1) Check if the model stopped in the scripts or model job

Go into your listings directory:

    cd ~/listings/${TRUE_HOST}
For example on Beluga/Narval:
    cd ~/listings/Beluga
resp.
    cd ~/listings/Narval

List all the listings of the month that failed:

ls -lrt ${GEM_exp}_[MS]*

Open the last listing in your editor or with 'less'

If the model stopped in the ...

a) Scripts listing ${GEM_exp}_S*

Jump to the end of the listings (when using 'vi', 'vim' or 'less' you can jump to the end by pressing 'G')
Search upwards until you find an error message

b) Model listing ${GEM_exp}_M*

Jump to the end of the listings (when using 'vi', 'vim' or 'less' you can jump to the end by pressing 'G')

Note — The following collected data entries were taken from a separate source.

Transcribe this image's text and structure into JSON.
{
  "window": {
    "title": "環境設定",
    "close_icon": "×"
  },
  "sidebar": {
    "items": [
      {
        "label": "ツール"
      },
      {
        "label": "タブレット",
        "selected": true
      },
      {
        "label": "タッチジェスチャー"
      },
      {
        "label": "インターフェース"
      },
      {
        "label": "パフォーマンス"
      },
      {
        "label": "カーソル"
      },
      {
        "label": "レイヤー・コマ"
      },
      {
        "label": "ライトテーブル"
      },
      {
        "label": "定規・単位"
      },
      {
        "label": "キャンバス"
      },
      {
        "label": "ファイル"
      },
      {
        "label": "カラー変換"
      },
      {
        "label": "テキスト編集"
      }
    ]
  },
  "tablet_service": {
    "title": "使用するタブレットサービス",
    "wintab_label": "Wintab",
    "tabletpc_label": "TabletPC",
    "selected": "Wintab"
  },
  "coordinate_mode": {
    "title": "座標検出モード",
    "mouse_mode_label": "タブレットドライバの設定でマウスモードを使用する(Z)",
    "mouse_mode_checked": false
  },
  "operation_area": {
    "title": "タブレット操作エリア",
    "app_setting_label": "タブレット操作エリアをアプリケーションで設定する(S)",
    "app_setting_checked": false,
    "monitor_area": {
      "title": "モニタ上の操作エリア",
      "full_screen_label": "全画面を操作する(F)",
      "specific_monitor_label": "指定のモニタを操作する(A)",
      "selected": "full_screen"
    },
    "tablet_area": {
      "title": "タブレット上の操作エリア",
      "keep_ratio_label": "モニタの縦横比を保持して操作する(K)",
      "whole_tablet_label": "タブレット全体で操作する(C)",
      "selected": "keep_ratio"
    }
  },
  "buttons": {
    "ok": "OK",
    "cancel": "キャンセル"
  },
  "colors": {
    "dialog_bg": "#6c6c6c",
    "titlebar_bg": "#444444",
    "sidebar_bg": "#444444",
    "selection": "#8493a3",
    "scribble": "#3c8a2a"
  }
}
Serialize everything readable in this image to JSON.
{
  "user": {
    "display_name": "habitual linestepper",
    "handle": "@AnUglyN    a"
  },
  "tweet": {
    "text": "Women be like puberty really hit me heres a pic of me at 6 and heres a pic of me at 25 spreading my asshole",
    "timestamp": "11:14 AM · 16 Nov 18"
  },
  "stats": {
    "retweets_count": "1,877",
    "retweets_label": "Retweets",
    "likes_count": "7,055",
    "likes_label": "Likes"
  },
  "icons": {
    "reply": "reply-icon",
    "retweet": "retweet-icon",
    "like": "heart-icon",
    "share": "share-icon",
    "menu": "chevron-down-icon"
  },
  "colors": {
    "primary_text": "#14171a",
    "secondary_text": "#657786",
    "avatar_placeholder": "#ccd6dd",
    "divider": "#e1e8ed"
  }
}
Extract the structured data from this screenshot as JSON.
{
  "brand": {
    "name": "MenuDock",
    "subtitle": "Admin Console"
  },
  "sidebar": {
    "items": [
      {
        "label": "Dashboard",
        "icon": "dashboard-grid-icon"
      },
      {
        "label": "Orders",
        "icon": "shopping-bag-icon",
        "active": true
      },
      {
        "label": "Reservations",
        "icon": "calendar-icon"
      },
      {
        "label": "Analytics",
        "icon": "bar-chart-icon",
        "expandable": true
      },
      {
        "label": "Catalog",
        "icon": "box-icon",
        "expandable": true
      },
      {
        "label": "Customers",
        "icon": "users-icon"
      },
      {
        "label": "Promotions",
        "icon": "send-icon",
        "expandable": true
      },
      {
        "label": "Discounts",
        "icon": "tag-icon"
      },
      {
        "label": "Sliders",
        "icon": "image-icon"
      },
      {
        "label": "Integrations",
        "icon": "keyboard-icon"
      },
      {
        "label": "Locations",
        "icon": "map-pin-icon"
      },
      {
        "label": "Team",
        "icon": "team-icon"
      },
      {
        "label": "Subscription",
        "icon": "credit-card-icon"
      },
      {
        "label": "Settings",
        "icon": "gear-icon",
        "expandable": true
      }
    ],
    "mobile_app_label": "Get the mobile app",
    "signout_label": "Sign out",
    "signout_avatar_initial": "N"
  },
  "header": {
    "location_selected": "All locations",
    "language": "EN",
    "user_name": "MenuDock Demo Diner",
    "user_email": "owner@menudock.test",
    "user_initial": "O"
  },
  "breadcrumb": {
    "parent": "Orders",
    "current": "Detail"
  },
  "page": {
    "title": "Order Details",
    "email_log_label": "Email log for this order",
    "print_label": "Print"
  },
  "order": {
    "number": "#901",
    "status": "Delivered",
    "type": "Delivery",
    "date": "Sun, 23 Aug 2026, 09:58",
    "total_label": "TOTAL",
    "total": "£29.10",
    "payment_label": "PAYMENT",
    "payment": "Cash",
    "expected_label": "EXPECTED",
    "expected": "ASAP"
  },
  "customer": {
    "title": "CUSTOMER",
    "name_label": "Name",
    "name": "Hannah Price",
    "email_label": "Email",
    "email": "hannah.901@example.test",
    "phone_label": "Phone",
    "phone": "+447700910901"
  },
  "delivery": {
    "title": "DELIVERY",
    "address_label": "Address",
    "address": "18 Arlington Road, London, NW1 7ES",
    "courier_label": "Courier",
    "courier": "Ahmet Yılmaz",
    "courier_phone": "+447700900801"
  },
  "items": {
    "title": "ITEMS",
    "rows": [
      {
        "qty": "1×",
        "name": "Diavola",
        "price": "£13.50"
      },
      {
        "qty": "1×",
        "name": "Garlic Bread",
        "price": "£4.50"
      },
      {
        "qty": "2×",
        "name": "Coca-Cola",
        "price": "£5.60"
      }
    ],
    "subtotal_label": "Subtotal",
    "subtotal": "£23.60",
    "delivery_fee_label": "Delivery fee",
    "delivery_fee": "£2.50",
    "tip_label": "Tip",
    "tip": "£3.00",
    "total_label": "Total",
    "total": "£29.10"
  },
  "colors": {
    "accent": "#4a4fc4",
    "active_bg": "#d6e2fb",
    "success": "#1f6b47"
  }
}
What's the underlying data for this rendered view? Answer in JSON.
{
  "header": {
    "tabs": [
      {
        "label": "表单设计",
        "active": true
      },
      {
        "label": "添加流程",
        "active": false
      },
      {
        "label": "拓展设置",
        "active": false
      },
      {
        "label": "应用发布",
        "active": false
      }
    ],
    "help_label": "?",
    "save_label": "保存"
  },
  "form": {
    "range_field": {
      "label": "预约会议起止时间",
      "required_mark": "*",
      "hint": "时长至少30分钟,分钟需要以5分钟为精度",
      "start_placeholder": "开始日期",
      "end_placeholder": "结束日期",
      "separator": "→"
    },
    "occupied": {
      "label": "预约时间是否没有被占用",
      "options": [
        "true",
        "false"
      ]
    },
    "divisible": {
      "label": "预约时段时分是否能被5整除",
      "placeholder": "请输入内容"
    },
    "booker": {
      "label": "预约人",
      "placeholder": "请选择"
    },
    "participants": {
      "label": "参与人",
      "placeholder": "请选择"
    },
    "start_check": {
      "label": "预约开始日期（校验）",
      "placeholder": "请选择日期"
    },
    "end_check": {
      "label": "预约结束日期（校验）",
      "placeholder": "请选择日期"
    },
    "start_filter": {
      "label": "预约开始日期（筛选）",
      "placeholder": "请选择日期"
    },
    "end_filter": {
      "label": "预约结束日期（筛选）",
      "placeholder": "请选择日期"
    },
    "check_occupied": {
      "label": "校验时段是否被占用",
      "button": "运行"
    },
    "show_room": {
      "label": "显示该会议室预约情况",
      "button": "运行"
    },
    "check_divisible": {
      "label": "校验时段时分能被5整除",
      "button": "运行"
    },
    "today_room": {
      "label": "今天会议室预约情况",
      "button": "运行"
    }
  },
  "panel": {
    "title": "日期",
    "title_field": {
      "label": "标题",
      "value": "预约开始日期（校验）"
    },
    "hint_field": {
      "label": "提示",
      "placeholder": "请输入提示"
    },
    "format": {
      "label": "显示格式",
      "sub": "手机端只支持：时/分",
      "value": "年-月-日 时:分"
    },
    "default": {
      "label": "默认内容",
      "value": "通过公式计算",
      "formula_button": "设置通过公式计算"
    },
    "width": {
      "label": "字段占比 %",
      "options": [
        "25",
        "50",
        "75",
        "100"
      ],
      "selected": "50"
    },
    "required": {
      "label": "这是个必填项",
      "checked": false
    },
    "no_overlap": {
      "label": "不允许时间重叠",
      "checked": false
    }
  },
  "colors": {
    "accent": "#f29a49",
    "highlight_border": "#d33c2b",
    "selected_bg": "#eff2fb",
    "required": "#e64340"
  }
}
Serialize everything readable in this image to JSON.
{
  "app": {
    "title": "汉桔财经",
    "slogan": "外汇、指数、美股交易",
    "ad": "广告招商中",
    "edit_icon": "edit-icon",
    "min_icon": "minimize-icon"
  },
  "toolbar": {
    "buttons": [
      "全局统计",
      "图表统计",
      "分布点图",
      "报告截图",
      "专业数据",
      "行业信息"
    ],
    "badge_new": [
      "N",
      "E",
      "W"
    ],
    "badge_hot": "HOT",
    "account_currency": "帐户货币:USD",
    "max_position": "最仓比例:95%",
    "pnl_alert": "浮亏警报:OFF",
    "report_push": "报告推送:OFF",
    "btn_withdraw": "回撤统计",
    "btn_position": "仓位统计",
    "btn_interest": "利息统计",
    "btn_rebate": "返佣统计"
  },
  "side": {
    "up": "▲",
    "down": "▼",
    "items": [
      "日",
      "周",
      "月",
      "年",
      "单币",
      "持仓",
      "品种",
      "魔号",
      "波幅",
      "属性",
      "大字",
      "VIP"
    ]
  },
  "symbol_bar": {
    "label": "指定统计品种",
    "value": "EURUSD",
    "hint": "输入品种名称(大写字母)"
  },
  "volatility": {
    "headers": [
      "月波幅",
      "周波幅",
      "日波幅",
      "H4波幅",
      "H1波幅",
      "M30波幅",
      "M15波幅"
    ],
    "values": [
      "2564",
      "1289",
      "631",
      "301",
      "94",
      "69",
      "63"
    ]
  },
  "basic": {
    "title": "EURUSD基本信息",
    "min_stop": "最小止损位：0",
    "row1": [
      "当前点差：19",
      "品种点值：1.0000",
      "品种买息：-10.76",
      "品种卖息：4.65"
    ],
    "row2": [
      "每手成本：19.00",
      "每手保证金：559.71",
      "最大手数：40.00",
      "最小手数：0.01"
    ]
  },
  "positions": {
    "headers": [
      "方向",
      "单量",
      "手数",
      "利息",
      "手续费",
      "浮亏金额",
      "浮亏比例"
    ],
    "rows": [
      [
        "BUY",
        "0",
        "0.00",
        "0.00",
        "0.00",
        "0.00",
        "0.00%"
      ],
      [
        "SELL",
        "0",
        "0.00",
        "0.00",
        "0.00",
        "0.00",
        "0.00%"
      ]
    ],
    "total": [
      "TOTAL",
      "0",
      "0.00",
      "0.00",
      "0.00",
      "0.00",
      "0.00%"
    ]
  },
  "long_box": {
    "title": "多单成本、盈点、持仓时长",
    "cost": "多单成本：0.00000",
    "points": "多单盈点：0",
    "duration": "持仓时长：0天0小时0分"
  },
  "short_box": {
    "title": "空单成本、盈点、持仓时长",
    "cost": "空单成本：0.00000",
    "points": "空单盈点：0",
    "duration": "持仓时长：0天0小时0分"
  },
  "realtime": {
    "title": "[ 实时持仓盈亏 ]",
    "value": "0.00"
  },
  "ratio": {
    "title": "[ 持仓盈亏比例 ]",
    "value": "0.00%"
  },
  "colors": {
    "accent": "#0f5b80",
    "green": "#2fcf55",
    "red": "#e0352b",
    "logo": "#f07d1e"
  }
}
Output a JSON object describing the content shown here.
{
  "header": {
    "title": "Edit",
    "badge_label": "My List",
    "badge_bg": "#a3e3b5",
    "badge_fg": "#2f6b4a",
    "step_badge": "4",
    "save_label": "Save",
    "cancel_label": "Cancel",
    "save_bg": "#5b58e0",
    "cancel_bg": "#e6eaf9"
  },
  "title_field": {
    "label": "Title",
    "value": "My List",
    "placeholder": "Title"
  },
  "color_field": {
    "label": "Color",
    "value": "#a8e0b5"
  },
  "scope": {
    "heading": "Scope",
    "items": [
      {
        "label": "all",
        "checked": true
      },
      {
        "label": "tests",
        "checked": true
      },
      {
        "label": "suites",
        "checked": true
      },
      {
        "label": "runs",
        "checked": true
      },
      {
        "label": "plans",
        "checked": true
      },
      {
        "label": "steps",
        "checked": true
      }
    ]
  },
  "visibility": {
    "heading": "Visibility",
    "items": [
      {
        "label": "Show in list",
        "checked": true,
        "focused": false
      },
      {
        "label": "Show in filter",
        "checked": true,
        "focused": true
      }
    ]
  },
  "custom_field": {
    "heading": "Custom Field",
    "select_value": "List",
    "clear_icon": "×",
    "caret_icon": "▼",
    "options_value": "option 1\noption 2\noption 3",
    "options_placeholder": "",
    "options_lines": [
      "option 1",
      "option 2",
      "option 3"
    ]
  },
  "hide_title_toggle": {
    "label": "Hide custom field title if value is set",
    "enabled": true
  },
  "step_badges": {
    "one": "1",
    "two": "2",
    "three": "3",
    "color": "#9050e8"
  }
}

Each model job consists of 3 main parts:

It starts with a shell code,
followed by the Fortran executable,
followed by another shell part.

1) If all goes well, the first shell part ends with:

   :
INFO: mpirun ...      veeeery long line!!!
INFO: MPI launch after n second(s)
INFO: START of listing processing : time & date
==============       start of parallel run       ==============

Common error messages in this part are:

[warn] Epoll ADD(...) on fd n failed. Old events were 0; read change was 0 (none); write change was 1 (add): Bad file descriptor
ORTE has lost communication with a remote daemon.
An ORTE daemon has unexpectedly failed after launch and before ...
An internal error has occurred in ORTE:
ERROR: MPI launch failed after n seconds, killing process m

If you find any of the above error messages in your model listing there was most likely a problem with the machine and you can just restart the simulation.

2) Fortran part

In the Fortran part, every MPI process (there is one MPI process per "tile") writes its own listing. Once the executable (Fortran part) finished running, MPI will collect the listings from all the processes and add them to the main model listing, ${GEM_exp}_M*. To be able to see which line was written by which process, all lines are preceded by the number of the process, for example:

    oe-00000-00000:
    oe-00000-00001:
    oe-00000-00002:
      :

Sometimes the model crashes so badly, that MPI is not able to gather listings from all of the processes. If this happens you can find the listings of the processes under:

INFO: temporary listings for all members in directory_name